Radioactive substances and their impact on health
Wed, Mar 23 2011
(via Reuters) – Countries around the world have either banned or stepped up tests on imports from quake-stricken Japan after radioactive substances were found in its food and water following blasts at a nuclear plant.
Exposure to large amounts of radioactivity can cause nausea, vomiting, hair loss, diarrhea, hemorrhage, destruction of intestinal lining, central nervous system damage and death. It also causes DNA damage and raises the risk of cancer, particularly in young children and fetuses.
Below are the three radioactive substances health experts are most concerned about, their detected levels in Japan and what they mean for human health:
Leafy green vegetables in Japan were found this week to contain up to 22,000 becquerels of iodine-131 for every kilogram.
Such a level exceeds the limit set by the European Union by 11 times. Becquerel is a measure of radioactivity.
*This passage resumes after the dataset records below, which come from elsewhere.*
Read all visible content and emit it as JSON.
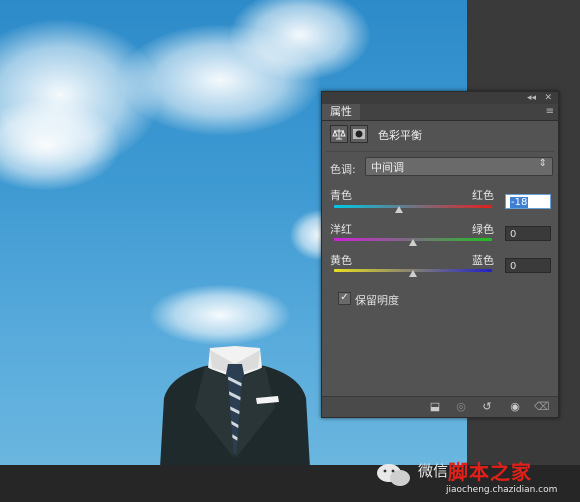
{
  "panel": {
    "tab_label": "属性",
    "collapse_icon": "double-chevron-icon",
    "close_icon": "close-icon",
    "menu_icon": "panel-menu-icon",
    "adjustment_title": "色彩平衡",
    "adjustment_icon": "balance-icon",
    "mask_icon": "mask-icon",
    "tone": {
      "label": "色调:",
      "value": "中间调"
    },
    "sliders": [
      {
        "left_label": "青色",
        "right_label": "红色",
        "value": "-18",
        "level": -18,
        "min": -100,
        "max": 100,
        "gradient": [
          "#00c8e6",
          "#e02020"
        ]
      },
      {
        "left_label": "洋红",
        "right_label": "绿色",
        "value": "0",
        "level": 0,
        "min": -100,
        "max": 100,
        "gradient": [
          "#d020d8",
          "#20c020"
        ]
      },
      {
        "left_label": "黄色",
        "right_label": "蓝色",
        "value": "0",
        "level": 0,
        "min": -100,
        "max": 100,
        "gradient": [
          "#e8e020",
          "#2020c8"
        ]
      }
    ],
    "preserve_luminosity": {
      "label": "保留明度",
      "checked": true
    },
    "footer_icons": [
      "clip-to-layer-icon",
      "view-previous-icon",
      "reset-icon",
      "visibility-icon",
      "trash-icon"
    ]
  },
  "watermark": {
    "text": "微信",
    "brand": "脚本之家",
    "url": "jiaocheng.chazidian.com"
  },
  "colors": {
    "panel_bg": "#535353",
    "sky": "#3f9ad2",
    "brand_red": "#e2201a"
  }
}
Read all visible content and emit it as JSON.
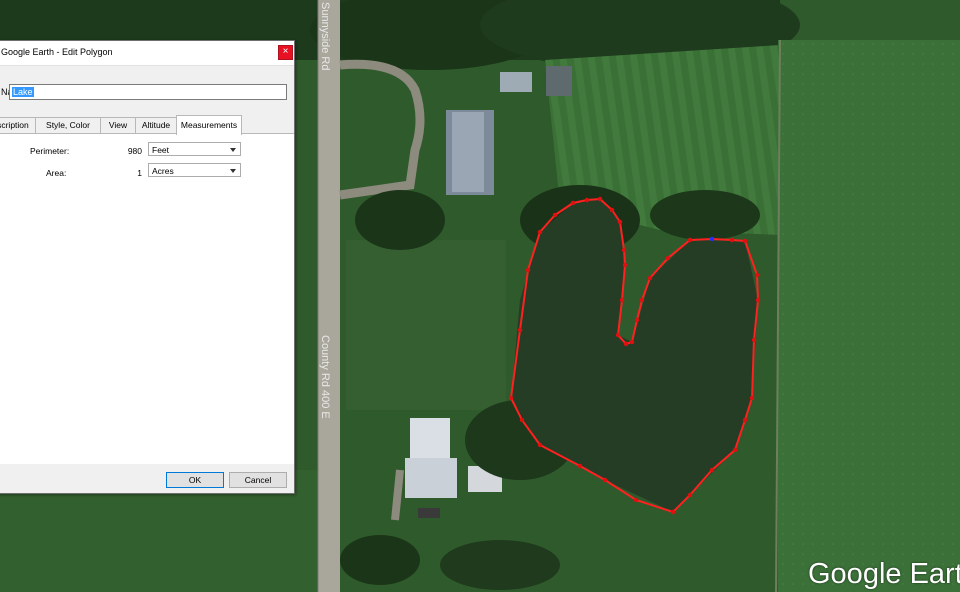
{
  "map": {
    "road_labels": [
      "Sunnyside Rd",
      "County Rd 400 E"
    ],
    "watermark": "Google Earth",
    "polygon_color": "#ff2020",
    "polygon_point_color": "#e01010",
    "selected_point_color": "#2233ff"
  },
  "dialog": {
    "title": "Google Earth - Edit Polygon",
    "close_glyph": "×",
    "name_label": "Name:",
    "name_value": "Lake",
    "tabs": [
      {
        "label": "Description",
        "active": false
      },
      {
        "label": "Style, Color",
        "active": false
      },
      {
        "label": "View",
        "active": false
      },
      {
        "label": "Altitude",
        "active": false
      },
      {
        "label": "Measurements",
        "active": true
      }
    ],
    "measurements": {
      "perimeter_label": "Perimeter:",
      "perimeter_value": "980",
      "perimeter_unit": "Feet",
      "area_label": "Area:",
      "area_value": "1",
      "area_unit": "Acres"
    },
    "ok_label": "OK",
    "cancel_label": "Cancel"
  }
}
Eating a kilogram of such vegetables would give half the amount of radiation typically received by the average person from the natural environment in a year.
Eating this amount every day for 45 days will accumulate 50 millisieverts, the annual radiation limit set for a nuclear plant worker. Millisievert quantifies the amount of radiation absorbed by human tissues.
Exposure to 100 millisieverts a year increases the risk of cancer. That is equivalent to about three whole body CT scans.
If inhaled or swallowed, iodine-131 concentrates in the thyroid gland and increases the risk of thyroid cancer. Children, fetuses and young adults are especially vulnerable.
The risk of thyroid cancer can be lowered by taking potassium iodide pills, which helps prevent the uptake of the radioactive iodine.
However, iodine-131 disintegrates relatively quickly and its radioactivity is halved every 8 days. This means it loses all its harmfulness in 80 days.
Caesium-134 and Caesium-137
Vegetables in Japan have also been found tainted with up to 14,000 becquerels of cesium for every kilogram.
That exceeds the EU limit by over 11 times.
Eating a kilogram of such tainted vegetables every day for a month would accumulate radiation equivalent to a full body CT scan – or 20 millisieverts.
External exposure to large amounts of radioactive cesium can cause burns, acute radiation sickness and death. It can also increase the risk of cancer. Ingesting or inhaling cesium allows it to be distributed in soft tissues, especially muscle tissue, increasing cancer risk. It can also cause spasms, involuntary muscular contractions and infertility.
Unlike iodine, uptake of radioactive cesium cannot be prevented once the person is exposed.
This substance is of more concern than iodine-131 because it is very hardy and takes far longer to disintegrate.
Caesium-137 has a half life of 30 years, meaning it takes that long to reduce its radioactivity by half. It will take at least 240 years for this contaminant to exhaust all its radioactivity.
Caesium-134 has a half life of 2 years, which means it will take about 20 years for it to become harmless.
Below are the effects of short-term, high-level exposure to radiation, as published by the U.S. Environmental Protection Agency. Unlike cancer, these effects from acute radiation exposure usually appear quickly, causing what is known as radiation sickness, which includes symptoms like nausea, hair loss and skin burns. If the dose is fatal, death usually occurs within two months.
* Exposure to 50-100 millisieverts: changes in blood chemistry.
* 500: nausea, within hours.
* 700: vomiting
* 750: hair loss, within 2-3 weeks
* 900: diarrhea
* 1,000: hemorrhage
* 4,000: possible death within 2 months, if no treatment
* 10,000: destruction of intestinal lining, internal bleeding and death within 1-2 weeks
*20,000: damage to the central nervous system and loss of consciousness within minutes, and death within hours or days.